In Summary: YOU need to adjust the tension to get the desired stitch.  Most tension adjustments can be made with using just the upper tension, but I feel serious sewers should also ask their dealers for instruction on adjusting of the bobbin tension as well.  See the photo at the right for identifying that all-important tension screw on the bobbin case.

Generally: ‘righty = tighty and lefty = loosy’. This screw is really just determining how tight a clamp is pressing on the casing – and therefore the thread. This is especially needed when doing ‘upside-down bobbin work’ where a fat, decorative thread or ribbon is place din the bobbin and the right side of the fabric is placed down against the bed of the sewing machine. For that type of work, get an EXTRA bobbin case and identify it with fingernail polish as the case that you ‘mess with the bobbin tension screw’…ALOT.
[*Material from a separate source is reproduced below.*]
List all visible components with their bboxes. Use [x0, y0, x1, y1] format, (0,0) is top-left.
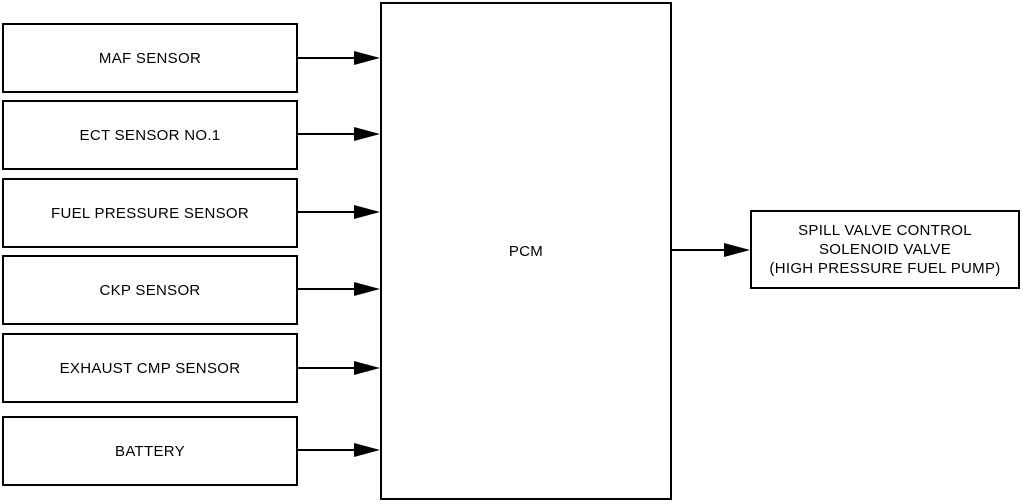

Tension is each and every guide or physical ‘thing’ that adds to the drag on the thread – not JUST the tension discs. Keep this in   mind when  deciding which thread cap to use for horizontal riding thread delivery systems. Match the thread cap to the size of     the spool. If you use too  large of a cap on a smaller spool, the tension will be INCREASED by the thread dragging on that larger   thread cap.
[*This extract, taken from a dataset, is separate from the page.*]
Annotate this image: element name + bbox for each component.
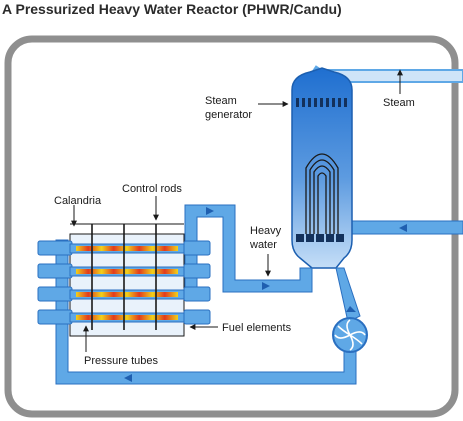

An additional fact that many do not know regarding thread delivery systems that I learned from Bob Purcell of Superior Threads: Parallel wound spools such as Coats n’ Clark as in the photo at the left on the right behind the large spool cap should NEVER be used in a horizontal delivery system, as that will add an extra twist to the thread. ALWAYS put that type of spool on a VERTICAL spool pin!!! Cross-wound spools like Metrosene as in the photo at the left, can be used either in vertical OR horizontal positions.

Handling Technique

The final crucial element of successful sewing is an awareness of the effect of grain and fabric handling techniques as you actually stitch a seam.  The keyword is TAUT.  Not stretched, but TAUT.  Your left hand always belongs behind the presser foot and your right hand in front of the presser foot, creating a taut surface for stitching in order to have a nice seam.  This is emphatically true especially on straight grain seams.  Without taut technique, a seam that is straight grain will inevitably pucker – even with the best thread, proper needle, and the most expensive sewing machine!  Why?  Because straight grain, vertical, lengthwise warp yarns in a fabric are stronger and have no ‘give’.  Prove this to yourself:  take a piece of firmly woven muslin, broadcloth, etc. and without any taut technique, just stitch with a balanced tension, stitch length of normal 2.5 (10 to 12 stitches per inch).  Then pivot 90 degrees and stitch.  The lengthwise grain (warp) will be the stitching that is puckering the fabric.  The crosswise grain(weft) will be the nicer0looking stitching line.  This is because the cross grain (weft) threads have some ‘give’ that stretches ever so slightly and creates a better looking seam.  I show this at a video at my You-Tube Channel:

I do hope this information will prove helpful to sewers of all levels.  I know that I never stop learning!  Experts (who I’m proud to call friends) along the way to whom I owe the most for the above understanding and techniques include:  April Dunn, Carol Ahles, and Gale Grigg Hazen and Bob Purcell at Superior threads.    Always read anything by these folks that you can get your hands on! Bob has many great videos at You-Tube. To them and many others for teaching and sharing, I am ‘sew’ thankful.  If I can become one of those teachers for you, I would be honored.  Now – let your sewing machine know who is the Boss, and go forth and sew!